For Simone de Beauvoir, growing up in Paris way before women had the same rights and freedoms as today, she had to have incredible perseverance to strive through everything that was against her.
Growing up in a relatively traditional family situation, there wasn’t a lot of room for her to pursue the diverse and unique thinking she possessed at a young age. Detailed in her novel ‘Memoirs of a Dutiful Daughter’, she describes her whole life process from childhood to adulthood, and even becoming the youngest person ever to pass the agrégation test, finishing second to her classmate Jean-Paul Sartre. Later they had a powerful relationship that has often become a way that Simone de Beauvoir is unfortunately referred to, mistress of Jean-Paul Sartre. Her works and accolades are as great or greater than her lover’s, but what she had to struggle against in order to be the best is incomparable.
Though she was a very strong student, women at the time were not encouraged towards upper education. If they were gifted, the only route for them, or at least the only encouraged route, was towards teaching. Not that there is anything wrong with teaching, but the social considerations were that higher university levels of education, where the pursuit of new thinking and innovation were the goals, were strictly for men. At her time there were only 9 other women to graduate from the Sorbonné. Her own father did not want her to pursue this direction, and as she explained in her memoirs, women were given only two options, marry a rich man or work a menial job.
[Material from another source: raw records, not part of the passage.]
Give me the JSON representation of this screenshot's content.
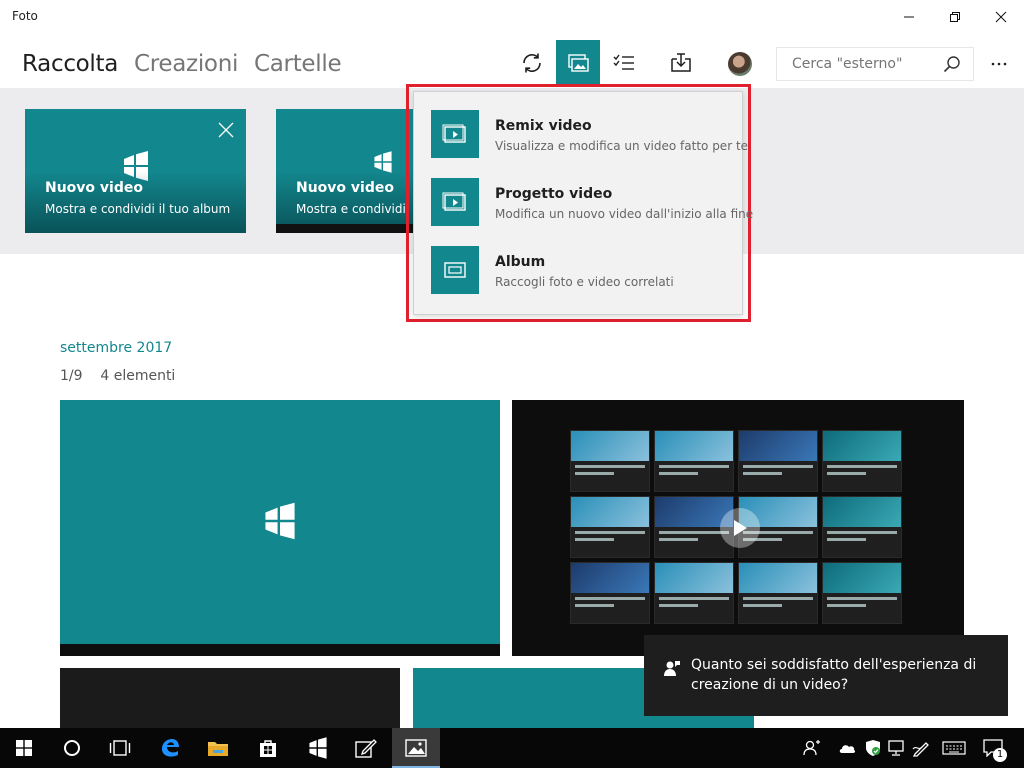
{
  "window": {
    "title": "Foto"
  },
  "nav": {
    "tabs": [
      {
        "label": "Raccolta"
      },
      {
        "label": "Creazioni"
      },
      {
        "label": "Cartelle"
      }
    ]
  },
  "search": {
    "placeholder": "Cerca \"esterno\""
  },
  "banner": {
    "cards": [
      {
        "title": "Nuovo video",
        "subtitle": "Mostra e condividi il tuo album"
      },
      {
        "title": "Nuovo video",
        "subtitle": "Mostra e condividi"
      }
    ]
  },
  "menu": {
    "items": [
      {
        "title": "Remix video",
        "description": "Visualizza e modifica un video fatto per te"
      },
      {
        "title": "Progetto video",
        "description": "Modifica un nuovo video dall'inizio alla fine"
      },
      {
        "title": "Album",
        "description": "Raccogli foto e video correlati"
      }
    ]
  },
  "collection": {
    "date": "settembre 2017",
    "page": "1/9",
    "items": "4 elementi"
  },
  "feedback": {
    "text": "Quanto sei soddisfatto dell'esperienza di creazione di un video?"
  },
  "taskbar": {
    "notification_count": "1"
  },
  "colors": {
    "accent": "#13878e",
    "highlight_outline": "#e0202d"
  }
}
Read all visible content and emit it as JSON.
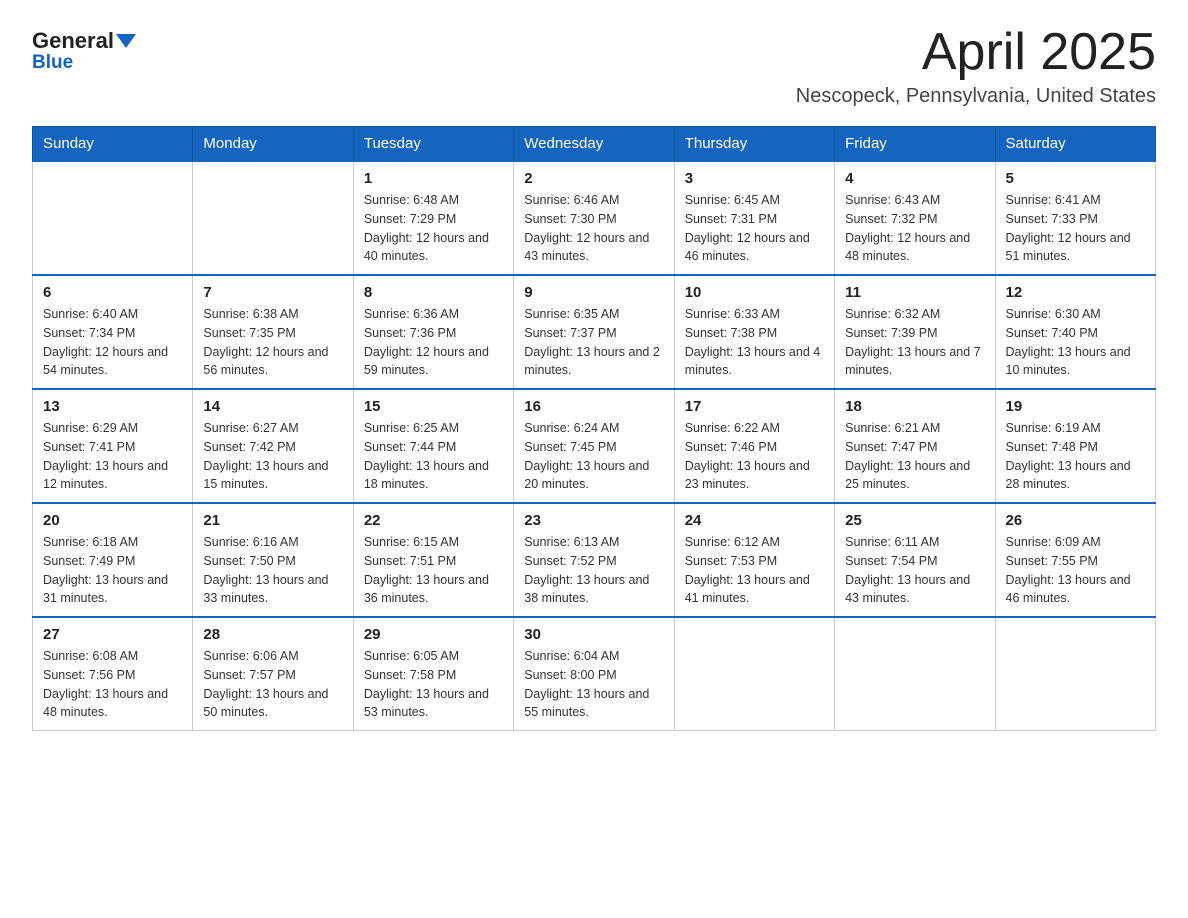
{
  "logo": {
    "text_general": "General",
    "text_blue": "Blue"
  },
  "header": {
    "month_year": "April 2025",
    "location": "Nescopeck, Pennsylvania, United States"
  },
  "weekdays": [
    "Sunday",
    "Monday",
    "Tuesday",
    "Wednesday",
    "Thursday",
    "Friday",
    "Saturday"
  ],
  "weeks": [
    [
      {
        "day": "",
        "sunrise": "",
        "sunset": "",
        "daylight": ""
      },
      {
        "day": "",
        "sunrise": "",
        "sunset": "",
        "daylight": ""
      },
      {
        "day": "1",
        "sunrise": "Sunrise: 6:48 AM",
        "sunset": "Sunset: 7:29 PM",
        "daylight": "Daylight: 12 hours and 40 minutes."
      },
      {
        "day": "2",
        "sunrise": "Sunrise: 6:46 AM",
        "sunset": "Sunset: 7:30 PM",
        "daylight": "Daylight: 12 hours and 43 minutes."
      },
      {
        "day": "3",
        "sunrise": "Sunrise: 6:45 AM",
        "sunset": "Sunset: 7:31 PM",
        "daylight": "Daylight: 12 hours and 46 minutes."
      },
      {
        "day": "4",
        "sunrise": "Sunrise: 6:43 AM",
        "sunset": "Sunset: 7:32 PM",
        "daylight": "Daylight: 12 hours and 48 minutes."
      },
      {
        "day": "5",
        "sunrise": "Sunrise: 6:41 AM",
        "sunset": "Sunset: 7:33 PM",
        "daylight": "Daylight: 12 hours and 51 minutes."
      }
    ],
    [
      {
        "day": "6",
        "sunrise": "Sunrise: 6:40 AM",
        "sunset": "Sunset: 7:34 PM",
        "daylight": "Daylight: 12 hours and 54 minutes."
      },
      {
        "day": "7",
        "sunrise": "Sunrise: 6:38 AM",
        "sunset": "Sunset: 7:35 PM",
        "daylight": "Daylight: 12 hours and 56 minutes."
      },
      {
        "day": "8",
        "sunrise": "Sunrise: 6:36 AM",
        "sunset": "Sunset: 7:36 PM",
        "daylight": "Daylight: 12 hours and 59 minutes."
      },
      {
        "day": "9",
        "sunrise": "Sunrise: 6:35 AM",
        "sunset": "Sunset: 7:37 PM",
        "daylight": "Daylight: 13 hours and 2 minutes."
      },
      {
        "day": "10",
        "sunrise": "Sunrise: 6:33 AM",
        "sunset": "Sunset: 7:38 PM",
        "daylight": "Daylight: 13 hours and 4 minutes."
      },
      {
        "day": "11",
        "sunrise": "Sunrise: 6:32 AM",
        "sunset": "Sunset: 7:39 PM",
        "daylight": "Daylight: 13 hours and 7 minutes."
      },
      {
        "day": "12",
        "sunrise": "Sunrise: 6:30 AM",
        "sunset": "Sunset: 7:40 PM",
        "daylight": "Daylight: 13 hours and 10 minutes."
      }
    ],
    [
      {
        "day": "13",
        "sunrise": "Sunrise: 6:29 AM",
        "sunset": "Sunset: 7:41 PM",
        "daylight": "Daylight: 13 hours and 12 minutes."
      },
      {
        "day": "14",
        "sunrise": "Sunrise: 6:27 AM",
        "sunset": "Sunset: 7:42 PM",
        "daylight": "Daylight: 13 hours and 15 minutes."
      },
      {
        "day": "15",
        "sunrise": "Sunrise: 6:25 AM",
        "sunset": "Sunset: 7:44 PM",
        "daylight": "Daylight: 13 hours and 18 minutes."
      },
      {
        "day": "16",
        "sunrise": "Sunrise: 6:24 AM",
        "sunset": "Sunset: 7:45 PM",
        "daylight": "Daylight: 13 hours and 20 minutes."
      },
      {
        "day": "17",
        "sunrise": "Sunrise: 6:22 AM",
        "sunset": "Sunset: 7:46 PM",
        "daylight": "Daylight: 13 hours and 23 minutes."
      },
      {
        "day": "18",
        "sunrise": "Sunrise: 6:21 AM",
        "sunset": "Sunset: 7:47 PM",
        "daylight": "Daylight: 13 hours and 25 minutes."
      },
      {
        "day": "19",
        "sunrise": "Sunrise: 6:19 AM",
        "sunset": "Sunset: 7:48 PM",
        "daylight": "Daylight: 13 hours and 28 minutes."
      }
    ],
    [
      {
        "day": "20",
        "sunrise": "Sunrise: 6:18 AM",
        "sunset": "Sunset: 7:49 PM",
        "daylight": "Daylight: 13 hours and 31 minutes."
      },
      {
        "day": "21",
        "sunrise": "Sunrise: 6:16 AM",
        "sunset": "Sunset: 7:50 PM",
        "daylight": "Daylight: 13 hours and 33 minutes."
      },
      {
        "day": "22",
        "sunrise": "Sunrise: 6:15 AM",
        "sunset": "Sunset: 7:51 PM",
        "daylight": "Daylight: 13 hours and 36 minutes."
      },
      {
        "day": "23",
        "sunrise": "Sunrise: 6:13 AM",
        "sunset": "Sunset: 7:52 PM",
        "daylight": "Daylight: 13 hours and 38 minutes."
      },
      {
        "day": "24",
        "sunrise": "Sunrise: 6:12 AM",
        "sunset": "Sunset: 7:53 PM",
        "daylight": "Daylight: 13 hours and 41 minutes."
      },
      {
        "day": "25",
        "sunrise": "Sunrise: 6:11 AM",
        "sunset": "Sunset: 7:54 PM",
        "daylight": "Daylight: 13 hours and 43 minutes."
      },
      {
        "day": "26",
        "sunrise": "Sunrise: 6:09 AM",
        "sunset": "Sunset: 7:55 PM",
        "daylight": "Daylight: 13 hours and 46 minutes."
      }
    ],
    [
      {
        "day": "27",
        "sunrise": "Sunrise: 6:08 AM",
        "sunset": "Sunset: 7:56 PM",
        "daylight": "Daylight: 13 hours and 48 minutes."
      },
      {
        "day": "28",
        "sunrise": "Sunrise: 6:06 AM",
        "sunset": "Sunset: 7:57 PM",
        "daylight": "Daylight: 13 hours and 50 minutes."
      },
      {
        "day": "29",
        "sunrise": "Sunrise: 6:05 AM",
        "sunset": "Sunset: 7:58 PM",
        "daylight": "Daylight: 13 hours and 53 minutes."
      },
      {
        "day": "30",
        "sunrise": "Sunrise: 6:04 AM",
        "sunset": "Sunset: 8:00 PM",
        "daylight": "Daylight: 13 hours and 55 minutes."
      },
      {
        "day": "",
        "sunrise": "",
        "sunset": "",
        "daylight": ""
      },
      {
        "day": "",
        "sunrise": "",
        "sunset": "",
        "daylight": ""
      },
      {
        "day": "",
        "sunrise": "",
        "sunset": "",
        "daylight": ""
      }
    ]
  ]
}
Never willing to accept the status quo, Simone de Beauvoir wrote what is considered by many one of the greatest examples of feminist literature ‘The Second Sex’. She also became one of the major leading existentialists, helping the new philosophy form in its early stages. The open relationship that she had with Sartre, detailed in ‘She Came to Stay’, shows that both pursued relations outside of their extraordinary way of experiencing partnership. With such a prolific career and her contributions to philosophy and feminism, its weird to think that she was nearly alone as a woman in the ranks of men. If she had just accepted that the safe road in life was marriage or a small income, and she had obeyed her father and the social pressures of the time, the world would be lesser.